The Court pointed out that the subsidiary protection regime must be interpreted and applied in observance of the rights guaranteed by the Charter of Fundamental Rights of the European Union.
In line with the recent case law of the European Court of Human Rights, the CJEU considered that the Charter must be interpreted as meaning that the removal of a non-EU national with a particularly serious mental or physical illness constitutes inhuman and degrading treatment where such removal would entail a real and demonstrable risk of significant and permanent deterioration in their state of health.
The Court therefore found that the Charter precludes a member state from expelling a non-EU national where such expulsion would, in essence, result in significant and permanent deterioration of that person’s mental health disorders, particularly if, as in the present case, such deterioration would endanger his life.
The UK courts have already held that the ECHR precludes the person in question being returned to Sri Lanka; the question referred for a preliminary ruling deals specifically with subsidiary protection status.

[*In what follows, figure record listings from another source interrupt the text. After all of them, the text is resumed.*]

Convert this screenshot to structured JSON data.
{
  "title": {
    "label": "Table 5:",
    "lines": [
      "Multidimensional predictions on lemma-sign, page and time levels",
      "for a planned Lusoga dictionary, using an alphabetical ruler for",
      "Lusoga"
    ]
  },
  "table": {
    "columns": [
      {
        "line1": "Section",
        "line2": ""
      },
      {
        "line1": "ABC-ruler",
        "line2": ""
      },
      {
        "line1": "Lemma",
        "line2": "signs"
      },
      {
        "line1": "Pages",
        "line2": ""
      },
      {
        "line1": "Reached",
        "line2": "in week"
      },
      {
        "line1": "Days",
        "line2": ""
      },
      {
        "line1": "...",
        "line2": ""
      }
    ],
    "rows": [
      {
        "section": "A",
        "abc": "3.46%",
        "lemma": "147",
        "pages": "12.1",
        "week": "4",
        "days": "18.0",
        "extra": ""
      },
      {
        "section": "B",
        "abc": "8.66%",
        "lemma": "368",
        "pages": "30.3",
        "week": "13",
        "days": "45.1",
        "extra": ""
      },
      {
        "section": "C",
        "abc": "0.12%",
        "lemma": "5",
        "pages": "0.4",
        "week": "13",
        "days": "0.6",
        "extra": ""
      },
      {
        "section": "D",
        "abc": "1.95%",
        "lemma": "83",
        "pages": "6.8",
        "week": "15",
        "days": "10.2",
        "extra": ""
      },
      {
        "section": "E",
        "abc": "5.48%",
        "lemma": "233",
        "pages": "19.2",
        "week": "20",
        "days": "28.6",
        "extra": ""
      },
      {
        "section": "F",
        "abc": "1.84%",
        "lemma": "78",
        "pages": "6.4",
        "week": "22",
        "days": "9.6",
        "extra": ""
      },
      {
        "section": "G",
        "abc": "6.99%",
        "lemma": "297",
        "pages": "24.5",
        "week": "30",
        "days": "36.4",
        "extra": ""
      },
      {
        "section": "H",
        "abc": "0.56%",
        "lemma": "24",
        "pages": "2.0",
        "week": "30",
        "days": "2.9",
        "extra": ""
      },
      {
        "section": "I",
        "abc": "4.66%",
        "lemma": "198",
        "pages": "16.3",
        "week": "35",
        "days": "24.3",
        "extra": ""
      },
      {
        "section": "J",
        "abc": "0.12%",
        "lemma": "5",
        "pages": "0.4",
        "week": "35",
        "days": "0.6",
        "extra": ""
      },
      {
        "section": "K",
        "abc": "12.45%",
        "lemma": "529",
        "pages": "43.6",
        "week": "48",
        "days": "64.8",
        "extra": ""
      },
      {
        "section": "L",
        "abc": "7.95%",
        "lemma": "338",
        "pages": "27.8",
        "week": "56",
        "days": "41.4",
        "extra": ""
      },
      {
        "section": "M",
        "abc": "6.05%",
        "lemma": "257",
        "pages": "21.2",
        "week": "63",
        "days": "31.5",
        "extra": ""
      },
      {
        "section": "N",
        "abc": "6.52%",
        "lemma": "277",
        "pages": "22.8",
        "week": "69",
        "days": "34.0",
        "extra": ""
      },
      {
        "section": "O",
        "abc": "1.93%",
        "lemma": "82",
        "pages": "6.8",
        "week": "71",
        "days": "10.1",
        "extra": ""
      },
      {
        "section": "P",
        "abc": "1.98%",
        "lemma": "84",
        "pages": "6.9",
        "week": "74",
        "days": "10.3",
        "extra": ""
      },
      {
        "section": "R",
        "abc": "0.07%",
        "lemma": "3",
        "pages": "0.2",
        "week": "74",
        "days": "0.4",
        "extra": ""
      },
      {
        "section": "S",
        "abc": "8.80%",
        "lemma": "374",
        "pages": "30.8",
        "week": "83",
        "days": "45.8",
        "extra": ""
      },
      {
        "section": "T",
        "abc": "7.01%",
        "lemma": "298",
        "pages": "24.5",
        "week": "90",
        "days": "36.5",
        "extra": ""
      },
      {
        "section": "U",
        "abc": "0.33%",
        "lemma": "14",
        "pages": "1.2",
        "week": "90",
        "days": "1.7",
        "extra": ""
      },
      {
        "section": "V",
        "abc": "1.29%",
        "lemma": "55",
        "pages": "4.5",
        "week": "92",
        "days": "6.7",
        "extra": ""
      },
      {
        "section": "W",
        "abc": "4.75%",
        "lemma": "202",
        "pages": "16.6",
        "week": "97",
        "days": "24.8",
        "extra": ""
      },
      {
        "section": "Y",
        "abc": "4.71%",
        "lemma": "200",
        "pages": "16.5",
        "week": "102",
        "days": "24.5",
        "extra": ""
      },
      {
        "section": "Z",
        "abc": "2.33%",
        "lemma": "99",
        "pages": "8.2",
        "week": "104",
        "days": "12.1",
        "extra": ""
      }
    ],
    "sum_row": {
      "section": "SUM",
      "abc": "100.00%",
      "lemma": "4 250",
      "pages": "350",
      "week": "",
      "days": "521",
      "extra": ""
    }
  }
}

The CJEU found that a risk of deterioration in the health of a non-EU national is not sufficient to warrant that person being granted subsidiary protection unless that third country national would face a real risk of being intentionally deprived of health care.
Therefore, it is for the UK Supreme Court to assess, in the light of all current and relevant information (in particular reports by international organisations and non-governmental human rights organisations) whether the person in question is likely, if returned to his country of origin, to face a risk of being intentionally deprived of appropriate care for the physical and mental after-effects resulting from the torture he was subjected to in the past by the authorities of that country.